一方で、海外リスクや経済変動などの要因は注意が必要ですが、国内と海外の土木・建築事業をバランスよく組み合わせることで、安定した収益を生み出す仕組みを強化しています。
こうした好循環により、新規の研究開発や人材育成に投資を続けられるのが同社の強みです。
採用情報
東亜建設工業の初任給は大卒で月給22万6千円、院卒で月給23万8千円とされており、業界内では安定した水準となっています。
年間休日は125日ほどあり、公共インフラや国際プロジェクトが多い会社としては比較的しっかりと休みを確保できる体制が整っているようです。
採用倍率は公開されていませんが、海洋分野に強みを持つ企業という希少性から、技術職志望の学生に人気があります。
現場だけでなく海外で活躍できるチャンスもあるため、グローバルな環境で働きたい人にとっては魅力的だといえます。
株式情報
同社の銘柄は東亜建設工業で、証券コードは1885です。
2025年3月期の予想配当金は1株当たり71円となっており、安定的な配当が期待できます。
株価は2025年3月3日時点で1,374円を記録しており、公共事業需要や海外案件の増加に伴う成長を見込む投資家から注目されています。
インフラ関連セクターとして、長期的に安定性を重視する投資家にとっては魅力が大きいと考えられます。
未来展望と注目ポイント
東亜建設工業は港湾や海洋土木のスペシャリストとして、世界的なインフラ需要の拡大を見据えた成長戦略を描いています。
日本国内では防災や老朽インフラの修繕など、引き続き高い需要が見込まれています。
さらに海外では東南アジアやアフリカを中心に、港湾や道路など社会基盤の整備が必要とされている国が多く、同社にとって事業拡大のチャンスは大きいと言えます。
こうしたグローバルな展開に向けて技術者の育成や特殊船舶の整備を強化することで、独自の技術力をさらに高め、プロジェクトの受注を増やそうとしています。
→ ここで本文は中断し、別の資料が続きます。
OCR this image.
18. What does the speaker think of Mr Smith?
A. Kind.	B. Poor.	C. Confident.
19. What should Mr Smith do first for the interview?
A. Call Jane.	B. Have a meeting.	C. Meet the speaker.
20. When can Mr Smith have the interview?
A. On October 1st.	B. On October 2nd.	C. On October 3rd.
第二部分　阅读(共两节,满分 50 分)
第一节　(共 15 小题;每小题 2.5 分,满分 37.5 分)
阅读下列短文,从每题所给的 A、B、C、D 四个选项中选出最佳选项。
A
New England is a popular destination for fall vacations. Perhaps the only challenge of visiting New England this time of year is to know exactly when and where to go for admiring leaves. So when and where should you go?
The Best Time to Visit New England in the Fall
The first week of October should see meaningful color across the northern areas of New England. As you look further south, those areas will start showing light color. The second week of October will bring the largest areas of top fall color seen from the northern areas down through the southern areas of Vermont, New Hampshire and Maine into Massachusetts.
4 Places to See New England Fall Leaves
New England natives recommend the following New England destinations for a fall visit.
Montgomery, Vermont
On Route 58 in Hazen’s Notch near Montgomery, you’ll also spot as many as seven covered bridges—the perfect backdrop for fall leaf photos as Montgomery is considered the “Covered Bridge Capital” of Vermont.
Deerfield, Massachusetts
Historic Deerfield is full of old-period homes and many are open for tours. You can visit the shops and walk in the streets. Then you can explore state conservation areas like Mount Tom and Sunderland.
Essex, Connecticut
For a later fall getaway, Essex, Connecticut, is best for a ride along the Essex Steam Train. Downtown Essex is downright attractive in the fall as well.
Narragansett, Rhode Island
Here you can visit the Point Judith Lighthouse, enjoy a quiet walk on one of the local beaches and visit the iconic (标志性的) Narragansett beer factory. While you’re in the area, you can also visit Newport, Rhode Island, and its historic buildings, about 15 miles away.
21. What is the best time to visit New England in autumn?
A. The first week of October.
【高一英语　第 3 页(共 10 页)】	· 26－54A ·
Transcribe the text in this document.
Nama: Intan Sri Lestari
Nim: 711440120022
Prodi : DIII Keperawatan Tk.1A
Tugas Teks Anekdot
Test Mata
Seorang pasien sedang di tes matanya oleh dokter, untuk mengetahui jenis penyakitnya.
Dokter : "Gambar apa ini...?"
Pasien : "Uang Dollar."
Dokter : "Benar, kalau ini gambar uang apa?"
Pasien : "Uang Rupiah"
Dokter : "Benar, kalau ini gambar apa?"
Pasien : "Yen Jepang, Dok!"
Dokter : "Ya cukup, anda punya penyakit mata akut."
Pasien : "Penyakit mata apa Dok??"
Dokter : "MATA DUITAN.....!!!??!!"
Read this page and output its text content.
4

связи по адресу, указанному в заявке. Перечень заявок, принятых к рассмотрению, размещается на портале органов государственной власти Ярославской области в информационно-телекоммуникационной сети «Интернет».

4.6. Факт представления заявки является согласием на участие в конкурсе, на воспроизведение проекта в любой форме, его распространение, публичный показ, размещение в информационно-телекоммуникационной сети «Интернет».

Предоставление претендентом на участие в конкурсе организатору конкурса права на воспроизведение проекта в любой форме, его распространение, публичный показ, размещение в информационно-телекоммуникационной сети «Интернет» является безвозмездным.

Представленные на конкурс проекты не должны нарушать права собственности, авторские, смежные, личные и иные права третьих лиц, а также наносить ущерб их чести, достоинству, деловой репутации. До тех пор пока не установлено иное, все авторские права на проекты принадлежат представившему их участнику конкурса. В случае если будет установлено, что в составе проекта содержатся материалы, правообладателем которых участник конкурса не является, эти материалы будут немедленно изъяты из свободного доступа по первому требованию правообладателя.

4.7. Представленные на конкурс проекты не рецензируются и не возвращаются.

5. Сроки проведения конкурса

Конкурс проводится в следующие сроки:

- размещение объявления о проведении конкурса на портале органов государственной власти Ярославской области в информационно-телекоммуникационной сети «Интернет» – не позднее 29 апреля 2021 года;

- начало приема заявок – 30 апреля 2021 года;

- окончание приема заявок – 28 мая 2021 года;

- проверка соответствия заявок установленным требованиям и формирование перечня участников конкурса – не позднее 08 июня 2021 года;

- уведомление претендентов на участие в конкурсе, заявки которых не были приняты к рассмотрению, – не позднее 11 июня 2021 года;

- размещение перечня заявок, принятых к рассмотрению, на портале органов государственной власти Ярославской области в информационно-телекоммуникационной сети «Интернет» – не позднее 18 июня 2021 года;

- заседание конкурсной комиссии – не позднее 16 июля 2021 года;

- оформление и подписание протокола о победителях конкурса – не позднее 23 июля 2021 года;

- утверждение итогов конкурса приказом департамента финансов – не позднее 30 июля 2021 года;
将来的には海洋資源開発や再生可能エネルギーの分野など、新たな建設需要が期待される領域でも実績を重ねることで、さらなる飛躍が期待されます。
社会的課題である環境保全や持続可能な開発にも対応できる企業として評価が高まり、長期的に安定した業績が続く可能性が高いと見られています。
国内外で豊富な実績を持つ同社は、これからのインフラ市場においても大きな存在感を発揮しそうです。